Oleh: Achmad Nur Hidayat, Ekonom dan Pakar Kebijakan Publik UPN VJ
Rakyat Kecil Dirumahkan, Elit Diangkat: Efisiensi atau Pemborosan?
Di tengah wacana efisiensi anggaran yang digemakan oleh pemerintahan Presiden Prabowo Subianto, kita menyaksikan sebuah ironi besar. Ratusan tenaga honorer dan pegawai kontrak yang selama ini bekerja keras untuk menopang birokrasi negara, kini harus menghadapi pemecatan massal dengan alasan efisiensi.
Sementara itu, tanpa malu-malu, pejabat pemerintah justru sibuk mengangkat staf khusus dengan gaji dan fasilitas fantastis. Pertanyaannya, apakah ini benar-benar efisiensi, atau hanya kamuflase untuk melanggengkan kepentingan segelintir elit di lingkaran kekuasaan?
Di Kabupaten Lumajang, Jawa Timur, sebanyak 437 tenaga honorer telah dirumahkan sejak 10 Februari 2025, dan jumlah ini diprediksi akan terus bertambah.

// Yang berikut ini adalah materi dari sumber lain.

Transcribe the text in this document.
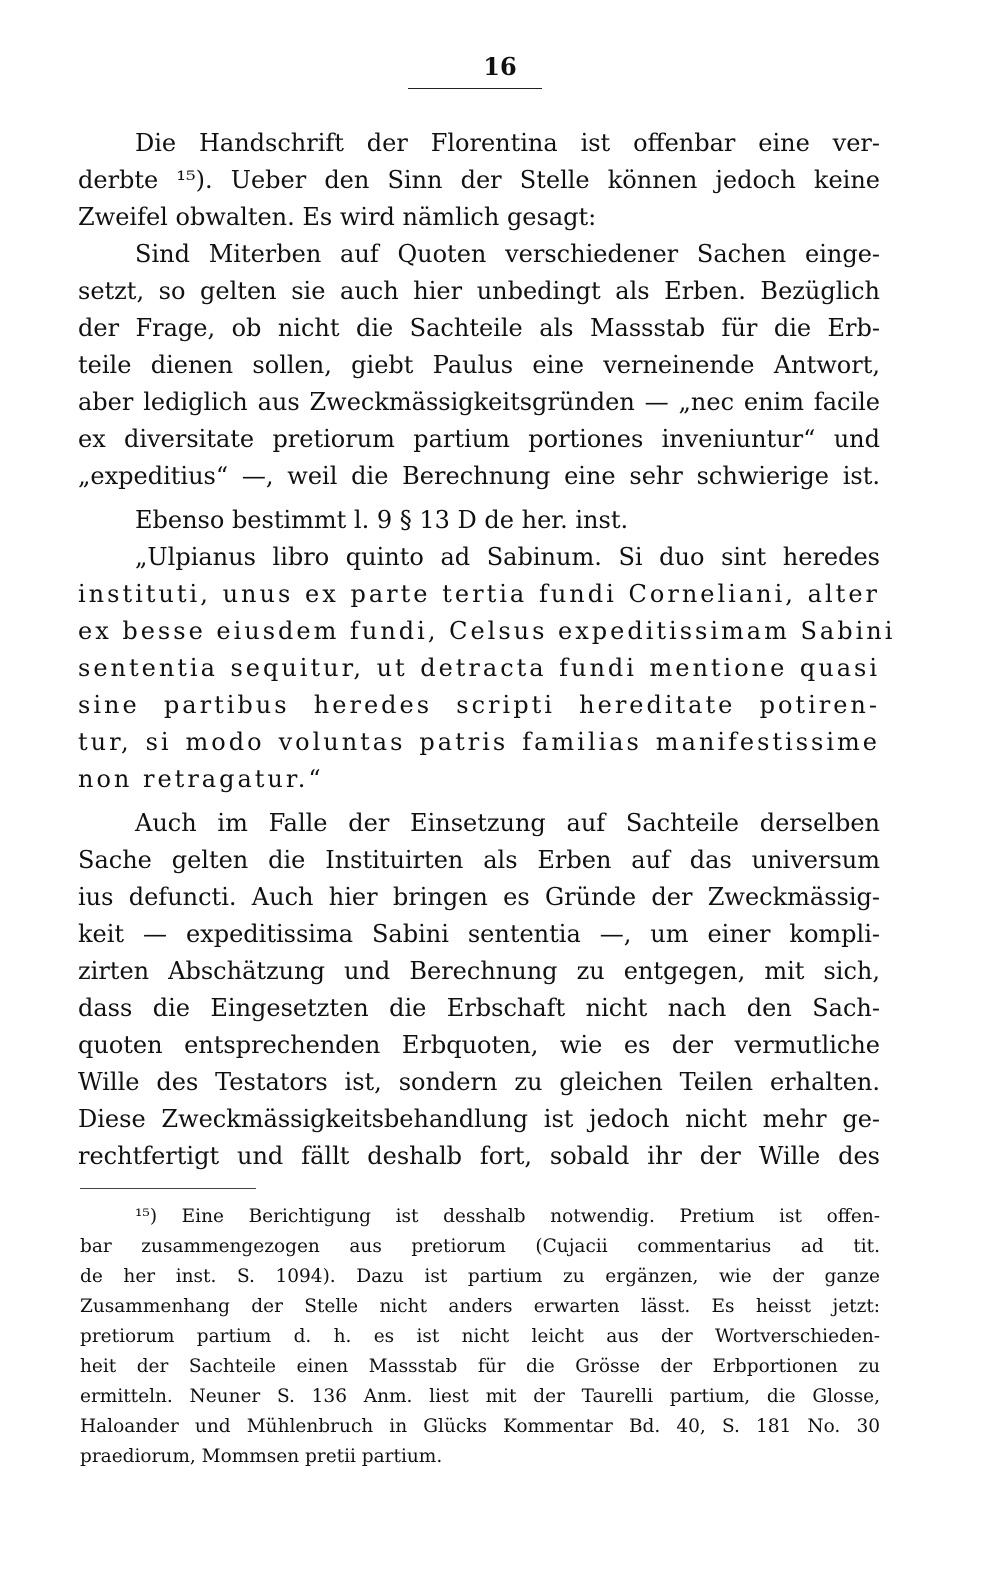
16
Die Handschrift der Florentina ist offenbar eine ver-
derbte ¹⁵). Ueber den Sinn der Stelle können jedoch keine
Zweifel obwalten. Es wird nämlich gesagt:
Sind Miterben auf Quoten verschiedener Sachen einge-
setzt, so gelten sie auch hier unbedingt als Erben. Bezüglich
der Frage, ob nicht die Sachteile als Massstab für die Erb-
teile dienen sollen, giebt Paulus eine verneinende Antwort,
aber lediglich aus Zweckmässigkeitsgründen — „nec enim facile
ex diversitate pretiorum partium portiones inveniuntur“ und
„expeditius“ —, weil die Berechnung eine sehr schwierige ist.
Ebenso bestimmt l. 9 § 13 D de her. inst.
„Ulpianus libro quinto ad Sabinum. Si duo sint heredes
instituti, unus ex parte tertia fundi Corneliani, alter
ex besse eiusdem fundi, Celsus expeditissimam Sabini
sententia sequitur, ut detracta fundi mentione quasi
sine partibus heredes scripti hereditate potiren-
tur, si modo voluntas patris familias manifestissime
non retragatur.“
Auch im Falle der Einsetzung auf Sachteile derselben
Sache gelten die Instituirten als Erben auf das universum
ius defuncti. Auch hier bringen es Gründe der Zweckmässig-
keit — expeditissima Sabini sententia —, um einer kompli-
zirten Abschätzung und Berechnung zu entgegen, mit sich,
dass die Eingesetzten die Erbschaft nicht nach den Sach-
quoten entsprechenden Erbquoten, wie es der vermutliche
Wille des Testators ist, sondern zu gleichen Teilen erhalten.
Diese Zweckmässigkeitsbehandlung ist jedoch nicht mehr ge-
rechtfertigt und fällt deshalb fort, sobald ihr der Wille des
¹⁵) Eine Berichtigung ist desshalb notwendig. Pretium ist offen-
bar zusammengezogen aus pretiorum (Cujacii commentarius ad tit.
de her inst. S. 1094). Dazu ist partium zu ergänzen, wie der ganze
Zusammenhang der Stelle nicht anders erwarten lässt. Es heisst jetzt:
pretiorum partium d. h. es ist nicht leicht aus der Wortverschieden-
heit der Sachteile einen Massstab für die Grösse der Erbportionen zu
ermitteln. Neuner S. 136 Anm. liest mit der Taurelli partium, die Glosse,
Haloander und Mühlenbruch in Glücks Kommentar Bd. 40, S. 181 No. 30
praediorum, Mommsen pretii partium.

Di Bondowoso, sekitar 5.386 tenaga honorer kini dihantui ketidakpastian nasib mereka. Begitu pula dengan ribuan pegawai di berbagai daerah yang nasibnya terkatung-katung akibat kebijakan efisiensi anggaran yang tidak jelas arah dan sasarannya.
Baca Juga
Di level nasional, Kementerian Pekerjaan Umum dan Perumahan Rakyat (PUPR) mengalami pemotongan anggaran dari Rp110,95 triliun menjadi Rp29,57 triliun. Meskipun pihak kementerian menyatakan bahwa tenaga non-ASN tetap terjamin, fakta di lapangan menunjukkan bahwa ribuan pekerja telah kehilangan pekerjaan mereka.
Lalu, di tengah krisis ini, Menteri Pertahanan dengan santainya mengangkat enam staf khusus baru, termasuk figur publik seperti Deddy Corbuzier.
Tidak berhenti di situ, kementerian lain pun melakukan hal serupa. Gaji pokok seorang staf khusus setara pejabat eselon I, yaitu sekitar Rp19.939.000 per bulan, ditambah tunjangan dan fasilitas lainnya, sehingga total penghasilannya bisa mencapai Rp25 juta per bulan atau lebih. Jika dibandingkan dengan gaji tenaga honorer yang berkisar Rp2 juta per bulan, maka satu staf khusus setara dengan gaji 16 pegawai honorer. Inilah yang disebut sebagai efisiensi setengah hati.
Kebijakan yang Tidak Berpihak pada Rakyat
Kebijakan pemecatan tenaga honorer ini tidak hanya berdampak pada individu yang kehilangan pekerjaan, tetapi juga pada keluarga mereka. Ribuan keluarga kehilangan sumber penghasilan, anak-anak kehilangan biaya sekolah, dan masyarakat kehilangan pelayanan publik yang mereka butuhkan.
Di sekolah-sekolah, guru honorer yang selama ini mengisi kekosongan tenaga pendidik harus angkat kaki tanpa jaminan pengganti.
Di puskesmas-puskesmas, tenaga medis kontrak yang telah mengabdikan diri selama bertahun-tahun kini dibiarkan menganggur. Efisiensi macam apa yang hanya menyasar kalangan bawah sementara di lingkaran atas, para pejabat masih bisa dengan santai membagi-bagikan jabatan staf khusus kepada rekan-rekan mereka?
Jika efisiensi anggaran benar-benar menjadi tujuan utama, mengapa tidak dimulai dari pemangkasan pos-pos yang tidak relevan seperti pengangkatan staf khusus yang jumlahnya berlebihan?